I have a program that computes the matrix product x'Ay repeatedly. Is it better practice to compute this by making calls to MKL's blas, i.e. cblas_dgemv and cblas_ddot, which requires allocating memory to a temporary vector, or is better to simply take the sum of x_i * a_ij * y_j? In other words, does MKL's blas theoretically add any value?
I benchmarked this for my laptop. There was virtually no difference in each of the tests, other than g++_no_blas performed twice as poorly as the other tests (why?).
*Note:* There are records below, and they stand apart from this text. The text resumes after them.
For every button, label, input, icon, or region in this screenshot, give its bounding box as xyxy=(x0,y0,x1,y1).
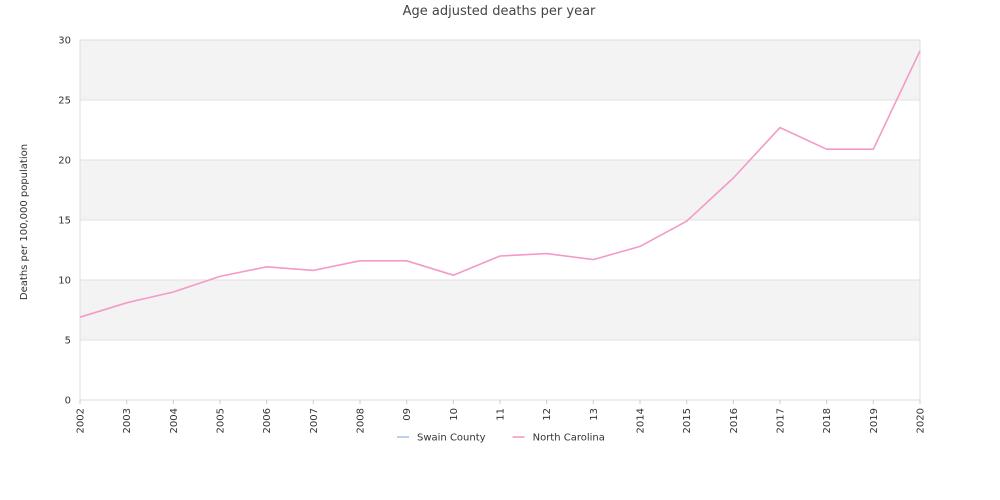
x-tick-label: 09 xyxy=(402,408,413,421)
x-tick-label: 2015 xyxy=(682,408,693,433)
y-tick-label: 30 xyxy=(58,36,71,47)
x-tick-label: 2004 xyxy=(169,408,180,433)
x-tick-label: 2019 xyxy=(869,408,880,433)
legend-label: Swain County xyxy=(417,433,486,444)
x-tick-label: 2016 xyxy=(729,408,740,433)
y-tick-label: 5 xyxy=(65,336,71,347)
x-tick-label: 2018 xyxy=(822,408,833,433)
x-axis-ticks: 2002 2003 2004 2005 2006 2007 2008 09 10 11 12 13 20… xyxy=(76,400,927,433)
x-tick-label: 2020 xyxy=(916,408,927,433)
series-line xyxy=(79,50,921,318)
x-tick-label: 12 xyxy=(542,408,553,421)
x-tick-label: 2014 xyxy=(636,408,647,433)
legend: Swain County North Carolina xyxy=(397,433,605,444)
y-tick-label: 20 xyxy=(58,156,71,167)
legend-label: North Carolina xyxy=(533,433,605,444)
x-tick-label: 2008 xyxy=(356,408,367,433)
chart-title: Age adjusted deaths per year xyxy=(403,4,596,19)
x-tick-label: 2006 xyxy=(262,408,273,433)
x-tick-label: 13 xyxy=(589,408,600,421)
x-tick-label: 2003 xyxy=(122,408,133,433)
grid-band xyxy=(80,160,920,220)
x-tick-label: 11 xyxy=(496,408,507,421)
series-lines xyxy=(79,50,921,318)
x-tick-label: 2005 xyxy=(216,408,227,433)
grid-band xyxy=(80,280,920,340)
grid-bands xyxy=(80,40,920,400)
y-axis-ticks: 0 5 10 15 20 25 30 xyxy=(58,36,71,407)
x-tick-label: 2002 xyxy=(76,408,87,433)
y-tick-label: 25 xyxy=(58,96,71,107)
x-tick-label: 10 xyxy=(449,408,460,421)
y-tick-label: 10 xyxy=(58,276,71,287)
grid-band xyxy=(80,340,920,400)
x-tick-label: 2017 xyxy=(776,408,787,433)
y-tick-label: 15 xyxy=(58,216,71,227)
y-axis-label: Deaths per 100,000 population xyxy=(19,144,30,300)
x-tick-label: 2007 xyxy=(309,408,320,433)
grid-band xyxy=(80,100,920,160)
y-tick-label: 0 xyxy=(65,396,71,407)
grid-band xyxy=(80,220,920,280)
grid-band xyxy=(80,40,920,100)
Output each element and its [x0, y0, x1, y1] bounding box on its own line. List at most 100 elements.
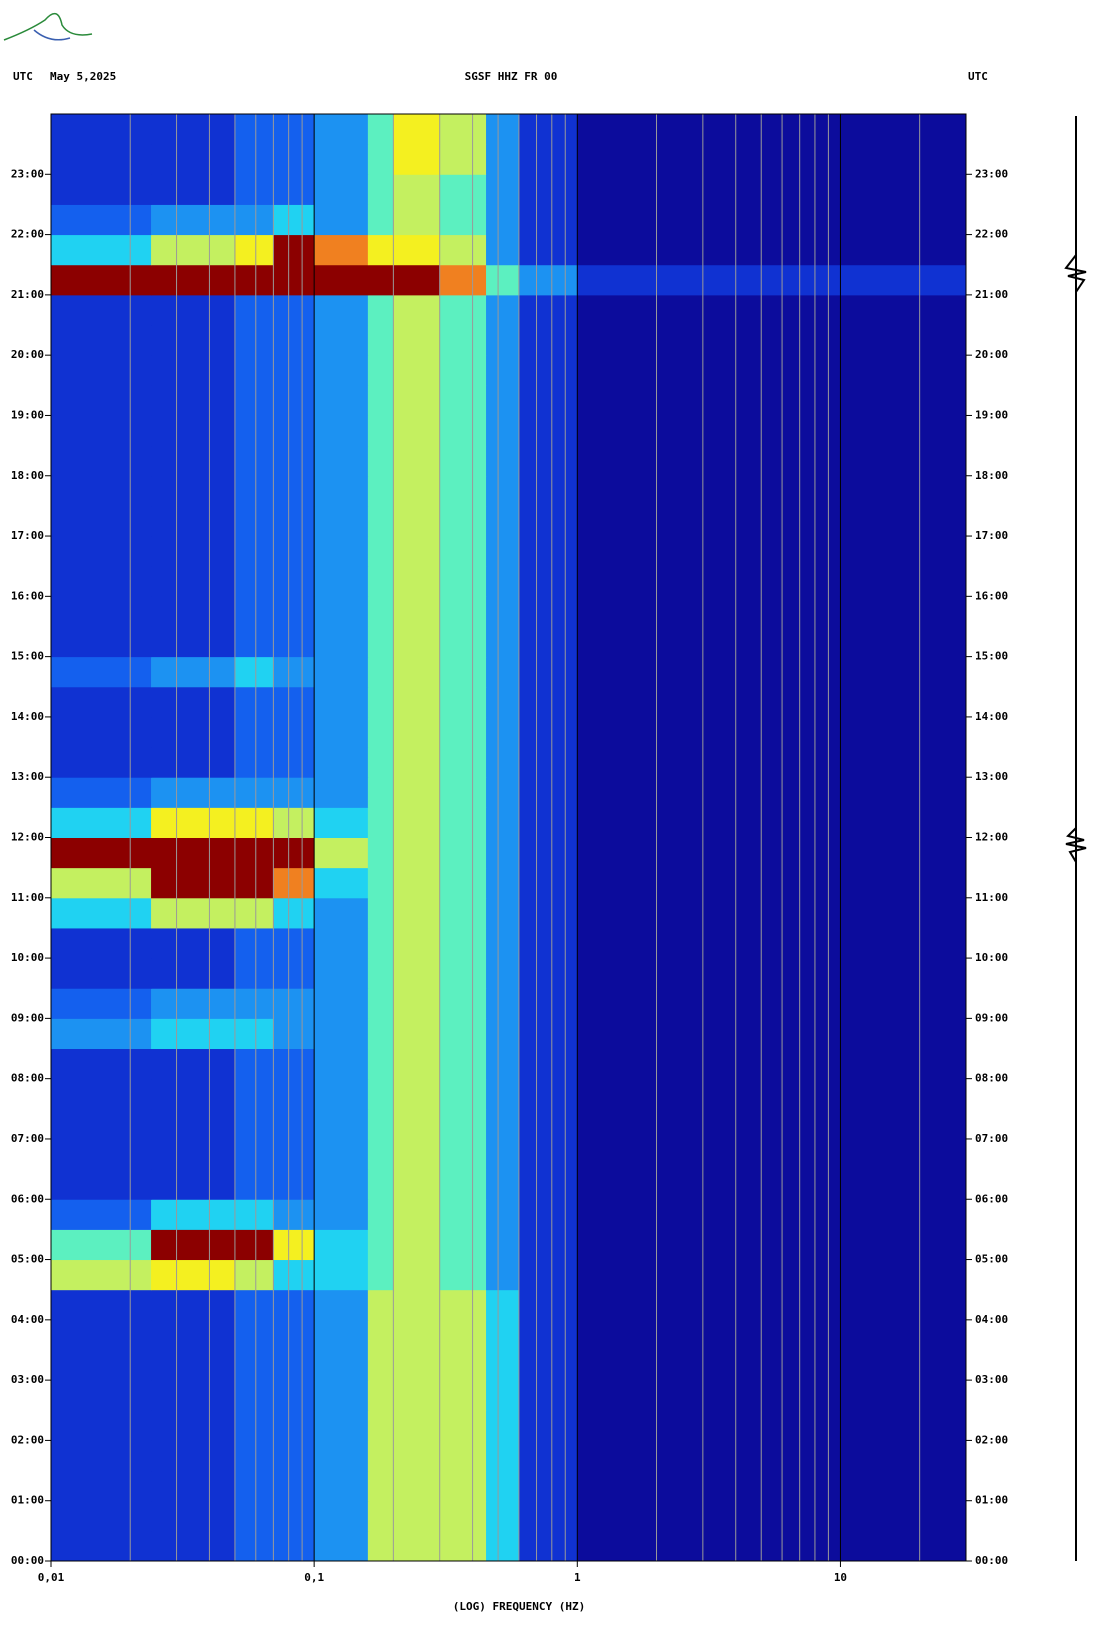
spectrogram-cell: [234, 1138, 274, 1170]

There was also no difference between O2, O3 and Ofast.
g++_blas_static 57ms
g++_blas_dynamic 58ms
g++_no_blas 100ms
icpc_blas_static 57ms
icpc_blas_dynamic 58ms
icpc_no_blas 58ms
util.h
#ifndef UTIL_H
#define UTIL_H
#include <random>
#include <memory>
#include <iostream>
struct rng
{
rng() : unif(0.0, 1.0)
{
}
std::default_random_engine re;
std::uniform_real_distribution<double> unif;
double rand_double()
{
return unif(re);
}
std::unique_ptr<double[]> generate_square_matrix(const unsigned N)
{
std::unique_ptr<double[]> p (new double[N * N]);
for (unsigned i = 0; i < N; ++i)
{
for (unsigned j = 0; j < N; ++j)
{
p.get()[i*N + j] = rand_double();
}
}
return p;
}
std::unique_ptr<double[]> generate_vector(const unsigned N)
{
std::unique_ptr<double[]> p (new double[N]);
for (unsigned i = 0; i < N; ++i)
{
p.get()[i] = rand_double();
}
return p;
}
};
#endif // UTIL_H
main.cpp
#include <iostream>
#include <iomanip>
#include <memory>
#include <chrono>
#include "util.h"
#include "mkl.h"
double vtmv_blas(double* x, double* A, double* y, const unsigned n)
{
double temp[n];
cblas_dgemv(CblasRowMajor, CblasNoTrans, n, n, 1.0, A, n, y, 1, 0.0, temp, 1);
return cblas_ddot(n, temp, 1, x, 1);
}
double vtmv_non_blas(double* x, double* A, double* y, const unsigned n)
{
double r = 0;
for (unsigned i = 0; i < n; ++i)
{
for (unsigned j = 0; j < n; ++j)
{
r += x[i] * A[i*n + j] * y[j];
}
}
return r;
}
int main()
{
std::cout << std::fixed;
std::cout << std::setprecision(2);
constexpr unsigned N = 10000;
rng r;
std::unique_ptr<double[]> A = r.generate_square_matrix(N);
std::unique_ptr<double[]> x = r.generate_vector(N);
std::unique_ptr<double[]> y = r.generate_vector(N);
auto start = std::chrono::system_clock::now();
const double prod = vtmv_blas(x.get(), A.get(), y.get(), N);
auto end = std::chrono::system_clock::now();
auto duration = std::chrono::duration_cast<std::chrono::milliseconds>(
end - start);
std::cout << "Result: " << prod << std::endl;
std::cout << "Time (ms): " << duration.count() << std::endl;
GCC no blas is poor because it does not use vectorized SMID instructions, while others all do. icpc will auto-vectorize you loop.
You don't show your matrix size, but generally gemv is memory bound. As the matrix is much larger than a temp vector, eliminating it may not be able to increase the performance a lot.